Tem feito, porém, muito calor. A máxima para amanhã é de 37°C. Como na maioria dos lugares não tem ar condicionado, hoje vim procurar um lugar na EHESS (Ecole des hautes études en sciences sociales) para ficar estudando durante a tarde, esperando que fosse um pouco mais confortável e climatizado. Abri o site da EHESS, procurei por salas de estudo, fui até uma, estava vazia, entrei e estou aqui. Ou seja, não precisei falar com ninguém, nem pedir permissão, nem me apresentar no meio do caminho.

É algo mínimo, eu sei, e particular, mas esse tipo de experiência, replicável em vários lugares do planeta, me lembra por que eu gosto da ideia da universidade. Desde quando eu a descobri, em Porto Alegre, quando me mudei do interior para estudar na capital, até agora, fico sempre um pouco fascinado quando lembro da existência desse tipo de lugar semi-público, que permite entrar e ficar relativamente invisível. A universidade é uma espécie de local privado em que você pode entrar, fundamentalmente (diferente de um parque, em que não se entra), sem precisar pagar (diferente de um café, em que se paga). Vai poder usar internet de graça, ficar sentado em algum lugar mexendo no seu computador sem ninguém te perguntar nada e sem ter que pagar por isso.

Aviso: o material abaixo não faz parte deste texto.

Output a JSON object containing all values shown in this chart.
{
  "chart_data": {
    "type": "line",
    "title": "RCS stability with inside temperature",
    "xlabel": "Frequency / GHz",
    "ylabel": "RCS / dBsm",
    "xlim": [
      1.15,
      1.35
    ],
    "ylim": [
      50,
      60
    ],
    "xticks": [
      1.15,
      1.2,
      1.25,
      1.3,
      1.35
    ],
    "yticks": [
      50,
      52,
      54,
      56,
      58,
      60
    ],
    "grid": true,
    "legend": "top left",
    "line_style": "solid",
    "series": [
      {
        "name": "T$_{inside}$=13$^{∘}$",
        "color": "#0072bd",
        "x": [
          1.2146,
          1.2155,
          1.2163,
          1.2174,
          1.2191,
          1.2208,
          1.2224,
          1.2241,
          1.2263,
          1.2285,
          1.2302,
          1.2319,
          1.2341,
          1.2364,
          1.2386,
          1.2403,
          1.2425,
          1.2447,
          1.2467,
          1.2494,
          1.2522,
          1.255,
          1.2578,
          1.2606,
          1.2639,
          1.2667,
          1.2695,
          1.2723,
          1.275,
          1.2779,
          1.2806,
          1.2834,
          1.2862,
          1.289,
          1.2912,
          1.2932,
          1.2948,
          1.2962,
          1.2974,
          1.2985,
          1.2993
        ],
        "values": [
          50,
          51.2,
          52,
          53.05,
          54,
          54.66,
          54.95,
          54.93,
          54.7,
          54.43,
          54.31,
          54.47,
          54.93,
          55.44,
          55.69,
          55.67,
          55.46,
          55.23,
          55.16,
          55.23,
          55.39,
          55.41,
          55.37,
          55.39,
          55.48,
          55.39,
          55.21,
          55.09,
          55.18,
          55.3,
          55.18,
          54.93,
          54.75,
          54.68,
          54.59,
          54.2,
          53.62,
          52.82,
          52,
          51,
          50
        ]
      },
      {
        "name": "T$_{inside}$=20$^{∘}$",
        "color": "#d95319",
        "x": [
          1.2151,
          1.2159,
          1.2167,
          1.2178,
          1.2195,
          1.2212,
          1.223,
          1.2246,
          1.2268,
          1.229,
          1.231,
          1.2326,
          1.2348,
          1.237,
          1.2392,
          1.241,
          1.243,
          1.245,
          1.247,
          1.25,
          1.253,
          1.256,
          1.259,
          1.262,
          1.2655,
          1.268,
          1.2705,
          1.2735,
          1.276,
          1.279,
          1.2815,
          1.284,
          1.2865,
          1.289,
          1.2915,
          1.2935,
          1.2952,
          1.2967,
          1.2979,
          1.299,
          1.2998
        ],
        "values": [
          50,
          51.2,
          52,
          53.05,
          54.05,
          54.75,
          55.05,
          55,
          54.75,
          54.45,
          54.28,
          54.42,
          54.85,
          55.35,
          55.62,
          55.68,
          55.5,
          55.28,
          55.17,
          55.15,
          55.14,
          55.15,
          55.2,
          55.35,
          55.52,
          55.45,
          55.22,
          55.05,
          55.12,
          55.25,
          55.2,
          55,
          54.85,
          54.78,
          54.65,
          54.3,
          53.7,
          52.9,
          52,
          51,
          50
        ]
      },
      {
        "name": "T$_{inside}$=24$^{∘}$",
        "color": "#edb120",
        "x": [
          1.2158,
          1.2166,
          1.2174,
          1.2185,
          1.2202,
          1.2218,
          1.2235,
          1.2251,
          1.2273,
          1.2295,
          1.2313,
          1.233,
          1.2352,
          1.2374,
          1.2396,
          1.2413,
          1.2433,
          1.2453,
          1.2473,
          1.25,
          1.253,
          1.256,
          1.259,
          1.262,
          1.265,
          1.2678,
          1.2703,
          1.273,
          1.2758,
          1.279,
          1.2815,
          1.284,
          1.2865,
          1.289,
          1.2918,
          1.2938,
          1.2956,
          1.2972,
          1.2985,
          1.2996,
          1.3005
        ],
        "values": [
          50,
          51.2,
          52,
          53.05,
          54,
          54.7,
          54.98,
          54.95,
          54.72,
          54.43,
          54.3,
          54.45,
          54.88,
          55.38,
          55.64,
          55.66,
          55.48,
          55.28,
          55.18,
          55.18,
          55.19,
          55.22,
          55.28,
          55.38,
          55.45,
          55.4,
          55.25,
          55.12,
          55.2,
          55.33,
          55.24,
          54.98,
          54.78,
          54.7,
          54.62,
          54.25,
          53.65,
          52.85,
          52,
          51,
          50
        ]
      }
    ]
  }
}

Claro que nem sempre é bem assim—ainda mais em países com um racismo institucional mais explícito como o Brasil—mas que isso seja possível em ideia já é um pouco reconfortante. A ideia de que é possível existirem espaços que não sejam estritamente privados, que você possa ocupar sem que seja um membro da família, um empregado ou um consumidor. Um modelo socialista de uso do espaço, para mim, tem a ver com poder estar em lugares apenas pela qualidade de ser pessoa, sem precisar vestir a roupa de familiar, consumidor ou empregado. A universidade é uma coisa perto disso, ao menos em ideia.

Outro lugar cuja ideia permite esse uso é a biblioteca (que está, frequentemente, junto à universidade). Não acidentalmente, em países em que faz mais frio, como o Canadá e o norte dos Estados Unidos, as bibliotecas públicas são um destino frequente de moradores de rua, que no inverno ficam lendo os seus jornais ou acessando a internet sem precisarem pagar ou prestar contas.